Transformation of Sclerotinia sclerotiorum with the green fluorescent protein gene and fluorescence of hyphae in four inoculated hosts

• Published in: Plant pathology Vol. 58; no. 3; pp. 487 - 496
• Main Authors: de Silva, A.P, Bolton, M.D, Nelson, B.D
• Format: Journal Article
• Language: English
• Published: Oxford, UK Oxford, UK : Blackwell Publishing Ltd 01.06.2009; Blackwell Publishing Ltd; Blackwell
• Subjects: bean; Biological and medical sciences; biomarkers; Brassica napus var. napus; canola; disease detection; dry beans; Fundamental and applied biological sciences. Psychology; Fungal plant pathogens; fungal wilt; genetic transformation; Glycine max; green fluorescent protein; Helianthus; Helianthus annuus; host-pathogen relationships; hyphae; microbial colonization; pathogenicity; Phytopathology. Animal pests. Plant and forest protection; plant pathogenic fungi; Sclerotinia sclerotiorum; sclerotinia wilt; soybean; soybeans; sunflower; transgenes; white mould; Plant pathology; Transformation; Plant pathogen; Fluorescence; Soybean; Compositae; Fungi; Inoculation; Gene; Cruciferae; Dicotyledones; Angiospermae; C3-Type; bean; sclerotinia wilt; Ascomycota; Vegetals; Biochemical marker; Sclerotinia sclerotiorum; Host; Glycine max; canola; sunflower; Grain legume; Brassica; Helianthus annuus; Leguminosae; Hypha; Green fluorescent protein; white mould; Spermatophyta; Oil plant (vegetal)
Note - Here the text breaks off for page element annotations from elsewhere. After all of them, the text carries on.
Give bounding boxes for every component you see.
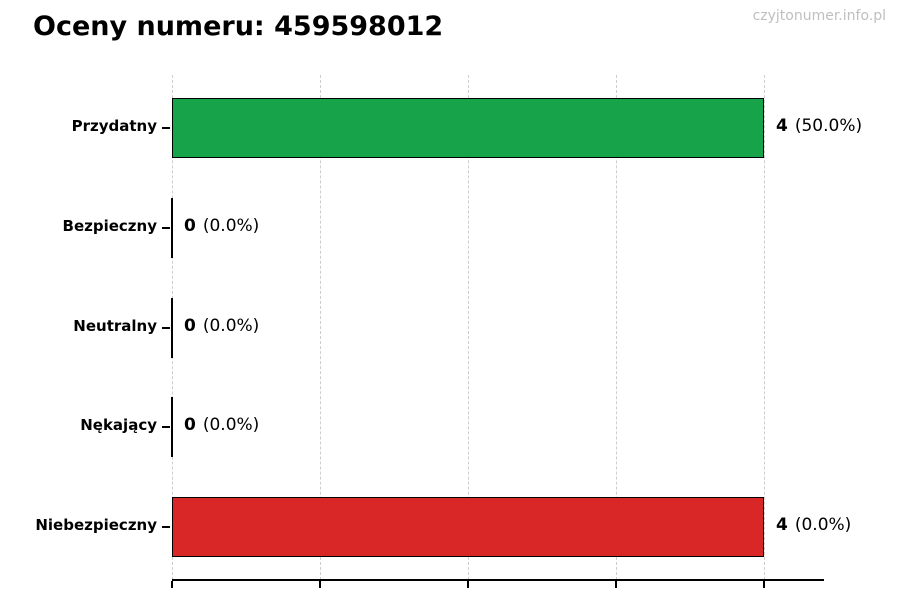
x-gridline <box>763 75 765 580</box>
y-axis-tick <box>162 326 170 329</box>
bar <box>172 98 764 158</box>
x-gridline <box>467 75 469 580</box>
value-label: 4 (50.0%) <box>776 116 862 136</box>
value-count: 0 <box>184 315 196 336</box>
category-label: Niebezpieczny <box>35 516 157 534</box>
category-label: Nękający <box>80 416 157 435</box>
value-count: 0 <box>184 215 196 236</box>
category-label: Bezpieczny <box>62 216 157 235</box>
y-axis-tick <box>162 127 170 129</box>
bar <box>171 197 173 258</box>
watermark-link[interactable]: czyjtonumer.info.pl <box>752 8 886 24</box>
bar <box>171 397 173 458</box>
value-percent: (0.0%) <box>202 415 260 436</box>
value-percent: (0.0%) <box>202 315 260 336</box>
x-gridline <box>319 75 321 580</box>
value-percent: (0.0%) <box>202 215 260 236</box>
y-axis-tick <box>162 426 170 429</box>
y-axis-tick <box>162 526 170 528</box>
value-count: 4 <box>776 515 788 535</box>
x-axis-tick <box>467 581 469 588</box>
x-axis-tick <box>319 581 321 588</box>
value-count: 0 <box>184 415 196 436</box>
bar <box>172 497 764 557</box>
x-axis-tick <box>171 581 173 588</box>
value-label: 0 (0.0%) <box>184 216 259 236</box>
value-percent: (0.0%) <box>794 515 852 535</box>
x-axis-line <box>172 579 824 581</box>
x-axis-tick <box>763 581 765 588</box>
y-axis-tick <box>162 226 170 229</box>
category-label: Przydatny <box>71 117 157 135</box>
value-percent: (50.0%) <box>794 116 863 136</box>
value-label: 4 (0.0%) <box>776 515 851 535</box>
value-count: 4 <box>776 116 788 136</box>
value-label: 0 (0.0%) <box>184 316 259 336</box>
value-label: 0 (0.0%) <box>184 415 259 435</box>
x-axis-tick <box>615 581 617 588</box>
category-label: Neutralny <box>73 316 157 335</box>
chart-title: Oceny numeru: 459598012 <box>33 11 444 42</box>
bar <box>171 297 173 358</box>
x-gridline <box>615 75 617 580</box>
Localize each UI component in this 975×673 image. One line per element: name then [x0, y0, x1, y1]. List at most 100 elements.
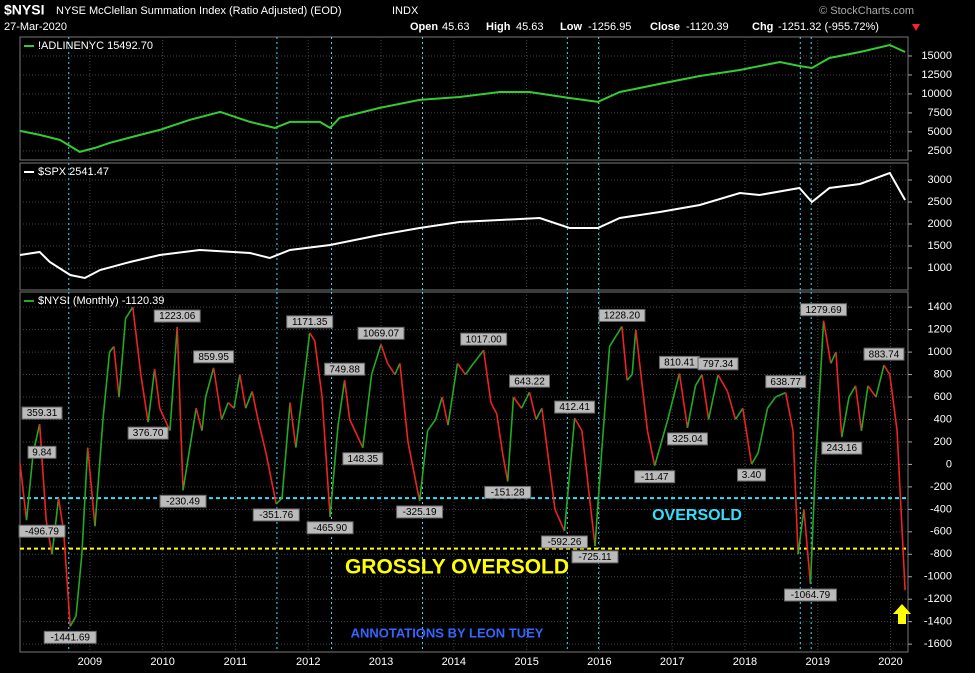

• ISSN: 0032-0862; 1365-3059
• DOI: 10.1111/j.1365-3059.2009.02022.x

To obtain a genetic marker to observe and study the interaction of Sclerotinia sclerotiorum with its hosts, isolates ND30 and ND21 were transformed using pCT74 and gGFP constructs, both containing genes for the green fluorescent protein (GFP) and hygromycin B phosphotransferase. Putative transformants were obtained using polyethylene glycol-mediated transformation of protoplasts. Seven stable gfp transformants were identified and evaluated for fluorescence in vitro and in planta, pathogenicity and colonization of host tissues. Real-time quantitative polymerase chain reaction detected a single copy of the gfp gene in transformants. Fluorescence was quantified directly from mycelium and protein extracted from hyphae. The seven transformants (four from ND30 and three from ND21) were pathogenic on dry bean, canola, soybean and sunflower. However, depending on the host, three transformants differed significantly (P = 0·05) in the length of lesions formed compared to the wild-type. Hyphae fluoresced in plant tissue and could clearly be distinguished from plant cells. Infection and colonization of tissues were clearly visible with a fluorescent microscope. Transformants differed in the intensity of GFP expression both in vitro and in planta.